We faced the same problem recently. It seems one solution is to set more job slots than the actual number of CPU. For your dual-core boxes you would have:

  * 2 slots of type 1, with type 1: cpus=1, ram=50%
  * 1 additional slot of type 2, with type 2: cpus=2, ram=100%

To make this possible you have to "lie" to Condor and to add the following attributes in your local configuration file:

  * NUM_CPUS=4
  * MEMORY=2*ActualMemory

Then you have to specify that a job should not start on a type1 slot if a type 2 slot is in use and vice versa.

Finally you can tag your multi-threaded jobs to run on type 2 slots. Ordinary jobs should run on type 1 slots as a default.

A good summary about what has been done on that- with interesting links as well- is here:

Hope this helps,

We have a small cluster of dual processor nodes. We want to be able
to submit jobs which contain a multi-threaded code through Condor.

Ideally, we want the job to claim both processors on the node - if we
use slots then the allocate can claim two slots on different nodes.

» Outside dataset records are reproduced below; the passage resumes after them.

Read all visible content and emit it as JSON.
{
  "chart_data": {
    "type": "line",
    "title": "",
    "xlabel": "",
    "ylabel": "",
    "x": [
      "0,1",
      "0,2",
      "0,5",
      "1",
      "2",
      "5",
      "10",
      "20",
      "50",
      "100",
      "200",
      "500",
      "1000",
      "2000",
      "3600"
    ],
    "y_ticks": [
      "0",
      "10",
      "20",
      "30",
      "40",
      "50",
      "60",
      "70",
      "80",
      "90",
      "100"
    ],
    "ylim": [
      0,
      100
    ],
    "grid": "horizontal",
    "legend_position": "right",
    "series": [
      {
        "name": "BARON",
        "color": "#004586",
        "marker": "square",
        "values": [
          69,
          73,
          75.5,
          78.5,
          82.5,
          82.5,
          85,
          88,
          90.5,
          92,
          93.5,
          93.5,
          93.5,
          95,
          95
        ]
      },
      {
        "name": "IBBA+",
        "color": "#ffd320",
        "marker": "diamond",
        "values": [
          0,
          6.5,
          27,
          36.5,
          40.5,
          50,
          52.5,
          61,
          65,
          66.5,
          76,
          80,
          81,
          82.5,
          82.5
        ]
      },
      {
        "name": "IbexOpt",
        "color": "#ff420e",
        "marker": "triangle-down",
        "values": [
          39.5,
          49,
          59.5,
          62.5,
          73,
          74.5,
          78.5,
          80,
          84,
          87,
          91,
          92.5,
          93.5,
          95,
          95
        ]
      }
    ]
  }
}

Is there anyway to specify this in the parallel job submission file
so that both 'slots' on the same node are claimed correctly?


Right now there's no way to accomplish this without preemption (or
suspension). That is, you can't have Condor hold a slot free while the
other slot is running a non-parallel job so a parallel job in the queue
gets the whole machine.

What you can do is set up a machine so when a job tagged as being
"parallel" wants the machine it a) always runs in slot 1; and b) always
preempts the running job in slot2; and c) always sets the START
expression for slot2 to false when it's on the machine.

It's not an ideal solution but it's the only way to achieve this right
now. You could use suspension if you're not on Windows instead of
preemption for the job in slot2 which makes things a little better. Or
checkpointing so you don't loose forward progress from the job in slot2.

If you search the archives you'll find a thread about setting up
complicated inter-slot start expressions that have jobs suspending and
preempting jobs in other slots. I can't remember the title now. Sorry.
:( Maybe one of the Condor guys can jump in with a pointer to the
complicated setup. It was a university who was doing it, they gave a
talk at Condor Week a few years ago about it.

- Ian